Shell looks to sell Geelong refinery in Australia
By ROSS KELLY
SYDNEY -- Royal Dutch Shell said it plans to sell its only oil refinery in Australia, as the local industry struggles to compete with low-cost operators in Asia.
The number of refineries in Australia has dwindled in recent years as vast new processing facilities have sprung up in India, Singapore and elsewhere in the region, producing products such as gasoline, jet fuel and motor oil more cheaply.
The Anglo-Dutch oil company said Thursday it may convert its refinery in Geelong to a fuel import terminal if it can't find a buyer. The plant, near the country's second-most populous city, Melbourne, currently supplies about half of Victoria state's fuel. It employs about 450 staff, plus between 100 and 150 contractors.
Shell has hired Bank of America Merrill Lynch to assist with the sale process, which it expects to complete by the end of next year.
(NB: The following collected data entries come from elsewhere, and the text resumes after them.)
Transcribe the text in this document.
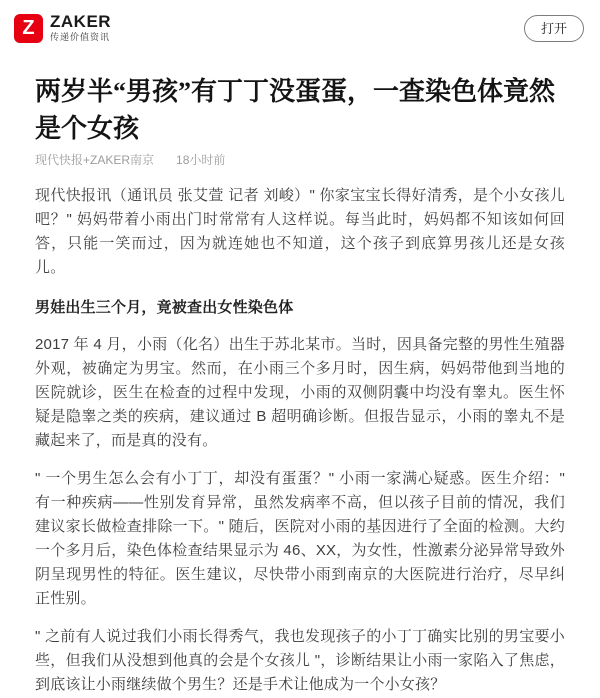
Z ZAKER
传递价值资讯
打开
两岁半“男孩”有丁丁没蛋蛋，一查染色体竟然是个女孩
现代快报+ZAKER南京 18小时前

现代快报讯（通讯员 张艾萱 记者 刘峻）" 你家宝宝长得好清秀，是个小女孩儿吧？" 妈妈带着小雨出门时常常有人这样说。每当此时，妈妈都不知该如何回答，只能一笑而过，因为就连她也不知道，这个孩子到底算男孩儿还是女孩儿。

男娃出生三个月，竟被查出女性染色体

2017 年 4 月，小雨（化名）出生于苏北某市。当时，因具备完整的男性生殖器外观，被确定为男宝。然而，在小雨三个多月时，因生病，妈妈带他到当地的医院就诊，医生在检查的过程中发现，小雨的双侧阴囊中均没有睾丸。医生怀疑是隐睾之类的疾病，建议通过 B 超明确诊断。但报告显示，小雨的睾丸不是藏起来了，而是真的没有。

" 一个男生怎么会有小丁丁，却没有蛋蛋？" 小雨一家满心疑惑。医生介绍：" 有一种疾病——性别发育异常，虽然发病率不高，但以孩子目前的情况，我们建议家长做检查排除一下。" 随后，医院对小雨的基因进行了全面的检测。大约一个多月后，染色体检查结果显示为 46、XX，为女性，性激素分泌异常导致外阴呈现男性的特征。医生建议，尽快带小雨到南京的大医院进行治疗，尽早纠正性别。

" 之前有人说过我们小雨长得秀气，我也发现孩子的小丁丁确实比别的男宝要小些，但我们从没想到他真的会是个女孩儿 "，诊断结果让小雨一家陷入了焦虑，到底该让小雨继续做个男生？还是手术让他成为一个小女孩？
Last year, the company converted a refinery in the commercial capital, Sydney, to an import terminal. Caltex Australia, half-owned by Chevron, plans to make a similar conversion to its Sydney refinery next year.
The Geelong plant is larger than Shell's former Sydney operation, producing up to 120,000 bpd of crude oil. It can process cheaper types of crude and also makes a larger range of products including solvents, high-octane gasoline and bitumen, potentially making it a more attractive sale target.
"Every refinery in Australia is different," said Andrew Smith, the head of Shell Australia's refining unit. He declined to comment on whether the refinery is profitable, or if it has attracted any early buyer interest.
Among the handful of remaining refineries in Australia, Caltex has another plant in Brisbane, BP owns refineries in Perth and Brisbane, and ExxonMobil has a refinery in Melbourne.